Diminished liquidity and the dominance of central banks has left all markets more susceptible to ‘flash crashes’ argues David Riley, head of credit strategy at BlueBay Asset Management.

Flash crash susceptibility and correlation complications

|

Riley points out that, although many markets ended the past week only moderately down or, in some cases, up from their start, these modest shifts belie significant price swings.

“The biggest winner of the week was volatility,” he said, “The VIX index peaked above 50, its highest level since 2008-09 before easing below 30 by the end of the week, still its highest level since the height of the Eurozone debt crisis.

Agreeing that liquidity tends to be lower in August as a result of the summer lull, he told Portfolio Adviser that there are a number of structural factors at work as well which has meant that the market is seeing more of these high volatility episodes following periods of low volatility.

“If you like, the volatility of volatility has risen,” he said.

Indeed, he said, the first lesson to take away from last week’s overreaction to growth in China is that  the lower liquidity and shallower market depth that has been at the top of bond investors’ worry lists actually extends well beyond credit markets.
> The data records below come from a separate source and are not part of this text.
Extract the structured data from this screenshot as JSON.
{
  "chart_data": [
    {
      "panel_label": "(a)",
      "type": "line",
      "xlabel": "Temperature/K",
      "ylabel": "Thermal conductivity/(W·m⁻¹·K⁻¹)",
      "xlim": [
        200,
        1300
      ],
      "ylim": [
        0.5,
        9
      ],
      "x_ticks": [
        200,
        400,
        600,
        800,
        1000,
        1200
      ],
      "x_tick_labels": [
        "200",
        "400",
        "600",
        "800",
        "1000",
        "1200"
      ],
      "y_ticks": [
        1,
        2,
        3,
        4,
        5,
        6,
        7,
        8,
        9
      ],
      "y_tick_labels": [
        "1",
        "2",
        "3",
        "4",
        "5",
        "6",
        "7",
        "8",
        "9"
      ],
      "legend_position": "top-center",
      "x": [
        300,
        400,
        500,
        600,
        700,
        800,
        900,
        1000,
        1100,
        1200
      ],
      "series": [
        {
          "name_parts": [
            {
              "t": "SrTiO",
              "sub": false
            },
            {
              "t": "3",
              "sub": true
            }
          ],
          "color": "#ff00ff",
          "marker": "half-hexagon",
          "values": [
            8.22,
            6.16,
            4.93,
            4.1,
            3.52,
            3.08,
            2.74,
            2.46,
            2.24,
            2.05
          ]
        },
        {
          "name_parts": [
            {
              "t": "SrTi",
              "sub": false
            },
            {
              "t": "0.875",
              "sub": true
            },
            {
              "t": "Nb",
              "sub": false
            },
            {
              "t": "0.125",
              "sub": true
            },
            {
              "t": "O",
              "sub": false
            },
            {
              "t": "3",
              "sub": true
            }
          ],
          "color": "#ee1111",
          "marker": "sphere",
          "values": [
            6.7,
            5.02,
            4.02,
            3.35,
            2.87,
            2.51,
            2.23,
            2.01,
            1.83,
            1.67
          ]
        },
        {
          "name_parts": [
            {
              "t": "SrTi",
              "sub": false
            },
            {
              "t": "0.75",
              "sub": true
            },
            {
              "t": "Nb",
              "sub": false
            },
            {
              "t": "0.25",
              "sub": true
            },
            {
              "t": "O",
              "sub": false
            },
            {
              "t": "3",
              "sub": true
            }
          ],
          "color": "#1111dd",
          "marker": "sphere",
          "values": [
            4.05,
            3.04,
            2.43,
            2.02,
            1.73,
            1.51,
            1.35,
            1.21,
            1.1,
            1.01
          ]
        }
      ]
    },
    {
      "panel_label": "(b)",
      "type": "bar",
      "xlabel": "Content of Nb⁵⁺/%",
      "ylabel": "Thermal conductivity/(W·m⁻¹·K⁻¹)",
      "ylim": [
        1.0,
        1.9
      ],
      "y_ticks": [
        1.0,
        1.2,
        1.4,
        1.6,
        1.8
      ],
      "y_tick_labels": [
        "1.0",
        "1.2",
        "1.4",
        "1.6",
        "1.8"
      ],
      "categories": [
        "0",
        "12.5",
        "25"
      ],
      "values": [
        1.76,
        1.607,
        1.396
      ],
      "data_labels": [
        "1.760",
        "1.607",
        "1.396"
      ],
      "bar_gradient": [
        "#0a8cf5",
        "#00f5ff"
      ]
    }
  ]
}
The second lesson is that the current market fragility is exacerbated by the effects of dominating central bank policy that is “herding investors to face the same way in terms of positioning, contributing to market discontinuities – ‘price gapping’ – and volatility,” he said.

Complicating this picture for investors was the fact that while volatility rose, so too did correlations, at the same time as dispersion fell.

According to Tim Edwards, senior director, index investment strategy, S&P Dow Jones Indices, this situation (were dispersion was low correlations high and indices were falling) posed significant challenges to investors because: “little value could be added by picking the right stocks, and diversification offered little if any protection.”

He added: “Extraordinarily high correlations tied performances together. August’s 0.81 average stock-to-stock pairwise correlation in Europe is the highest on record. For the S&P 500, correlation rose to its highest in four years. Leading into a closely watched U.S. Federal Reserve meeting in September, continued high correlations will amplify the market’s response, raising the stakes for investors.

Riley too expects volatility to continue and agreed that part of the issue is the herding behaviour seen in many investors, especially, he says, as national economic and policy conditions continue to diverge.

“In an investment environment characterised by low market returns and bouts of extreme volatility, investors will we believe place an ever greater onus on active risk management and capital preservation,” Riley added.